Je me souviens d’une journée chez Marc à Bessancourt, avec Madame Steckar, le fiston Franck… (Récemment, dans une longue interview que j’ai entreprise du clarinettiste brestois Christophe Rocher – patience ! –, il me racontait avoir vécu à Bessancourt, en voisin de la maison Steckar, et que Marc venait conseiller voire fournir en partitions originales leur groupes adolescents de ce que l’on appelait pas encore “musiques actuelles”). Chez Steckar, lumineuse salle à manger à laquelle mon imagination sans borne associe je ne sais pourquoi une blanquette de veau.
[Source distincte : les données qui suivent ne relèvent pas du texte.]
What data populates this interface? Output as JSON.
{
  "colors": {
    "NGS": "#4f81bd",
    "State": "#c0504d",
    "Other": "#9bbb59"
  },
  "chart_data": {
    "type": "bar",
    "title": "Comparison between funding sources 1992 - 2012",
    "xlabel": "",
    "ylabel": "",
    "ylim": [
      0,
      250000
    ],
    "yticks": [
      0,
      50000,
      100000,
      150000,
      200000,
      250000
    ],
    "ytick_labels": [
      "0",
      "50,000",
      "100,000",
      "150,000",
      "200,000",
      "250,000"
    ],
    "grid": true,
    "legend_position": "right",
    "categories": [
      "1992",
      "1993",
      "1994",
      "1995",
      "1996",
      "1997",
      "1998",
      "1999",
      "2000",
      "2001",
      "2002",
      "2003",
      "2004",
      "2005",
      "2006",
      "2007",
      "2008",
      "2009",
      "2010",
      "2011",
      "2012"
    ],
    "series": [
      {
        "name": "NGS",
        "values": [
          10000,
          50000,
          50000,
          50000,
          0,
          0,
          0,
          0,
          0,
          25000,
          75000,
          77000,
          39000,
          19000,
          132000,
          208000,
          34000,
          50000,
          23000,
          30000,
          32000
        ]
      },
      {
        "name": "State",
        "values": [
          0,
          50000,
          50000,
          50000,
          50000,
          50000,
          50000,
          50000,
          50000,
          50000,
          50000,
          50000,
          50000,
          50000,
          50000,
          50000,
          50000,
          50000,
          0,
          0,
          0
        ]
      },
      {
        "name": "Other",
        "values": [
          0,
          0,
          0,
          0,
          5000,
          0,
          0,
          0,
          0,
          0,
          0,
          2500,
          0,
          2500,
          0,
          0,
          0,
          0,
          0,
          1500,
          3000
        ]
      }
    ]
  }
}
J’étais venu pour L’Agenda du jazz de 1989 : un interview d’un musicien différent chaque mois pour en ponctuer les pages. Pour ouvrir les pages de décembre, j’avais fait commenter à Marc différents confrères et je me souviens qu’il s’était particulièrement enthousiasmé pour Dave Bargeron dans Un écureuil à Central Park sur “Nougayork” de Claude Nougaro, attirant plus particulièrement mon attention sur le solo qu’il prend dans And When I Die sur l’album “Live and Improvised” de Blood, Sweet & Tears. C’est l’époque où je l’avais croisé avec des membres du Tubapack au sein de la Multicolor Fanfare d’Eddy Louiss. Lors de l’enregistrement à Sevran dans le cadre de Banlieues bleues en 1991, nous étions 100 sur scène et de la section de saxophones je pouvais voir une grappes de pavillons de tuba se balançant au rythme de la musique tel un gros bouquet de ballons comme balloté par le vent. Ce jour-là, Marc Steckar et Christian Jous étaient venus renforcer une section de onze tubas, et ça soufflait bien force 10 à l’échelle de Beaufort.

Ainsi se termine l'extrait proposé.